All this progress, most of which as made our lives considerably easier and the product be produced faster, have been made with the best intentions. To create better value for clients.
So why the whinge?
Brand guidelines ensure consistency of design around the world, photographers being able to take on all the production from stills to film ensures a consistent look and feel is just easier to coordinate. AI can shorten the time length of creative ideation (I hate that word but have given in to it in the face of overwhelming global usage) and now voice-overs can be selected and pumped out via Eleven labs with the help of Chat GPT to direct the intonation via prompts, in a matter of minutes.
To be clear, I find the AI revolution every bit as exciting as the previous ones.

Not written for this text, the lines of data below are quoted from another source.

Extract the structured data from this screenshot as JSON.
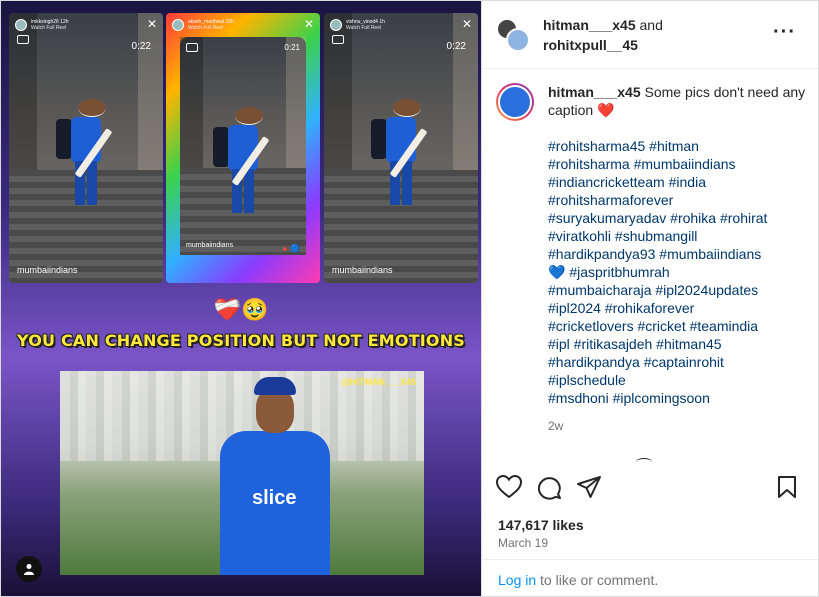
{
  "media": {
    "stories": [
      {
        "user": "imkksingh26",
        "ago": "12h",
        "sub": "Watch Full Reel",
        "duration": "0:22",
        "tag": "mumbaiindians"
      },
      {
        "user": "akash_madhwal",
        "ago": "15h",
        "sub": "Watch Full Reel",
        "duration": "0:21",
        "tag": "mumbaiindians"
      },
      {
        "user": "vishnu_vinod4",
        "ago": "1h",
        "sub": "Watch Full Reel",
        "duration": "0:22",
        "tag": "mumbaiindians"
      }
    ],
    "emojis": "❤️‍🩹🥹",
    "tagline": "YOU CAN CHANGE POSITION BUT NOT EMOTIONS",
    "watermark": "@HITMAN___X45",
    "jersey_text": "slice"
  },
  "header": {
    "user1": "hitman___x45",
    "and": " and",
    "user2": "rohitxpull__45"
  },
  "caption": {
    "username": "hitman___x45",
    "text": " Some pics don't need any caption ❤️",
    "hashtags": "#rohitsharma45 #hitman\n#rohitsharma #mumbaiindians\n#indiancricketteam #india\n#rohitsharmaforever\n#suryakumaryadav #rohika #rohirat\n#viratkohli #shubmangill\n#hardikpandya93 #mumbaiindians\n💙 #jaspritbhumrah\n#mumbaicharaja #ipl2024updates\n#ipl2024 #rohikaforever\n#cricketlovers #cricket #teamindia\n#ipl #ritikasajdeh #hitman45\n#hardikpandya #captainrohit\n#iplschedule\n#msdhoni #iplcomingsoon",
    "ago": "2w"
  },
  "engagement": {
    "likes": "147,617 likes",
    "date": "March 19"
  },
  "footer": {
    "login": "Log in",
    "rest": " to like or comment."
  },
  "icons": [
    "heart-icon",
    "comment-icon",
    "share-icon",
    "bookmark-icon",
    "more-icon",
    "avatar-icon"
  ]
}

But I have witnessed how each revolution has steadily chipped away at our craft while we all sat by and watched, while eagerly downloading the next cool software.
It’s a little like democracy, we all take voting for granted until the people we vote in don’t care about the process and put troops on the street to keep us quiet.
A little bit of an extreme comparison maybe.
But when Quark came along in the early nineties, it was the first time we could see what the ad would look like in colour. No more guessing with photography and typography before it was proofed, it was a game changer. It cut the time in half.
I remember our old typo at Euros grumbling that ‘art directors don’t know how to set type’ – and of course he was right. But somehow it just became the norm.
When the internet came along and suddenly everyone wanted targeted digital banners, it was a game changer. They could be done so much quicker than print and could be adapted iteratively. And the quality of imagery was arbitrary.
When CGI blossomed it was a game changer. Certainly for old school model makers. Computers could create and render life-like images in half the time of paper-mache and glue. But software can’t replace artistry and how many genius model makers were left out of the new revolution?
Somehow along the way, the exquisite, the delicate, the original, the bombastic, has been pushed aside at the alter of speed.
I don’t know about you and your agency, and it might just be a pharmaland thing, but it can’t be just my experience. We used to get three weeks on a brief, today we have three or four days. 24hrs before first review. Creatives have to hit the ground running- no time for research or factory visits, they want ideas!
And timesheets, although a necessary evil, have played their part. I’ll leave it at that.
But…
When someone asks me ‘is 40 hours enough for this project’, I honestly have no idea. Maybe it will take 16. Maybe 200. If I haven’t cracked it in 40, do you want to present that work? un-cracked but on budget?
I’m not saying that craft has vanished altogether. It’s still there if you know where to find it. Some practitioners in our industry laugh in the face of guidelines and manage to craft great work. Long may they do so.
But in general, if we carry on down this road, clients will all be shopping for creative talent from the same store. Like a factory-made whicker chair versus a hand-made one? A bespoke tailored suit versus an off-the-shelf one?
Yes they’re cheaper, faster made and reasonable quality. But is that the goal?
So does design really matter? who notices the crappy photo or the dodgy letter spacing?
Steve Jobs famously said ‘Design isn’t just about how something looks, it’s about how it works’ and that’s true about advertising design as it is about an iphone. Every decision that is made should be in service of the idea, so long as the idea does what is intended.
So much money, time and effort goes into strategy, research, brand-workshops and the whole bloody process so why short change the work that results from it?
So yes, let us embrace AI, with all its futuristic implications. But don’t lose sight of its purpose. It should help us deliver the best work not be a substitute for thinking or craft.
Otherwise the bean counters will have won, but our clients will have lost.